"C is no longer a programming language"

The author | Aria Beingessner

Translated | Hirakawa

The idea in the title of this article is very "exciting", it comes from Aria Beingessner, a Swift and Rust expert abroad, who recently wrote an article "C is no longer a programming language", which has caused a hot discussion in the technical community.

Beingessner and his friend Phantomderp found that they both shared a high degree of agreement on some aspect of the C language—getting angry at CABIs and trying to fix them. Although the reasons for their respective angers are different, what the authors of this article want to express is: "C has been elevated to a role of prestige and authority, and its domination is so absolute and eternal that it completely distorts the way we talk." "Rust and Swift can't simply 'speak' their native language or comfortable language — they have to weirdly mimic C's skin and wrap themselves in it so that the flesh undulates in the same way."

Although the parable is sharp, the basis is not unreasonable. Almost any program to do anything useful or interesting, it has to run on the operating system. That means it has to interact with that operating system — and a lot of operating systems are written in C. Therefore, the language must interact with C code, which means it must call the C API. This is done through an external functional interface (FFI). In other words, even if you've never written any code in C, you'll have to handle C variables, match C data structures and layouts, and link to C functions by name and symbol. This applies not only to interactions with the operating system in any language, but also to calling another language from one language.

Although many people have expressed their liking for C, they have also expressed their recognition and approval of the content of the article.

More precisely, the core of this article is not "C is no longer a programming language", but "C is not just a programming language". InfoQ has translated the original text for the benefit of the reader. The following is an excerpt from the original text:

C is a programming universal language, we all have to learn C, so C is no longer just a programming language, it has become a protocol that every general-purpose programming language needs to abide by.

This article only explores the "elusive mess of C caused by implementation definitions", a protocol that everyone has to use has become an even bigger nightmare.

External function interface

First, let's look at it from a technical point of view. You've completed the design of the new language, Bappyscript, which provides best-in-class support for Bappy Paws/Hooves/Fins. It's a magical language that will revolutionize the way people program!

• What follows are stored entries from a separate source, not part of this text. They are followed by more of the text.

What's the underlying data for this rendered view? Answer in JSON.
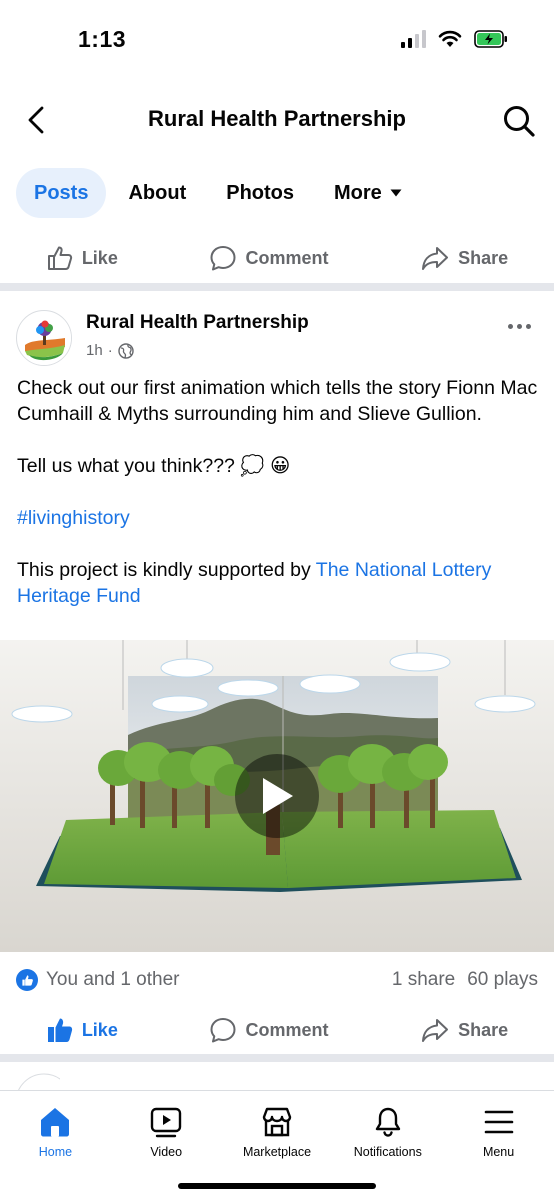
{
  "status": {
    "time": "1:13"
  },
  "header": {
    "title": "Rural Health Partnership"
  },
  "tabs": [
    {
      "label": "Posts",
      "active": true
    },
    {
      "label": "About",
      "active": false
    },
    {
      "label": "Photos",
      "active": false
    },
    {
      "label": "More",
      "active": false
    }
  ],
  "page_actions": {
    "like": "Like",
    "comment": "Comment",
    "share": "Share"
  },
  "post": {
    "author": "Rural Health Partnership",
    "time": "1h",
    "text_line1": "Check out our first animation which tells the story Fionn Mac Cumhaill & Myths surrounding him and Slieve Gullion.",
    "text_line2": "Tell us what you think??? 💭 😀",
    "hashtag": "#livinghistory",
    "support_prefix": "This project is kindly supported by ",
    "support_link": "The National Lottery Heritage Fund",
    "reactions": "You and 1 other",
    "shares": "1 share",
    "plays": "60 plays",
    "actions": {
      "like": "Like",
      "comment": "Comment",
      "share": "Share"
    }
  },
  "bottom_nav": [
    {
      "label": "Home",
      "icon": "home-icon",
      "active": true
    },
    {
      "label": "Video",
      "icon": "video-icon",
      "active": false
    },
    {
      "label": "Marketplace",
      "icon": "marketplace-icon",
      "active": false
    },
    {
      "label": "Notifications",
      "icon": "bell-icon",
      "active": false
    },
    {
      "label": "Menu",
      "icon": "menu-icon",
      "active": false
    }
  ],
  "colors": {
    "accent": "#1b74e4",
    "muted": "#65676b",
    "divider": "#e4e6eb"
  }
}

But now, you need to do something useful with it, like, accept user input, or output results, or anything visible. If you want programs written in your language to be good citizens and work well on major operating systems, then you need to interact with operating system interfaces. I've heard that anything on Linux is "just a file," so let's open a file on Linux.

Sorry, what? This is Bappyscript, not C. So where is the Bappyscript interface for Linux?

What do you mean that Linux doesn't have a Bappyscript interface!? Well, it's a whole new language, but you'd add one, right? At this point you think, it seems like we have to use what they give.

We will need some kind of interface that enables our language to call external functions. External function interface, yes, FFI... And then you find out, what, Rust, you also have C's FFI? Do you have Swift too? Even Python?!

In order to talk to major operating systems, every language must learn to speak C. Then, when they need to talk to each other, they all speak C.

C is now the programming lingua franca. It is no longer just a programming language, it has become a protocol.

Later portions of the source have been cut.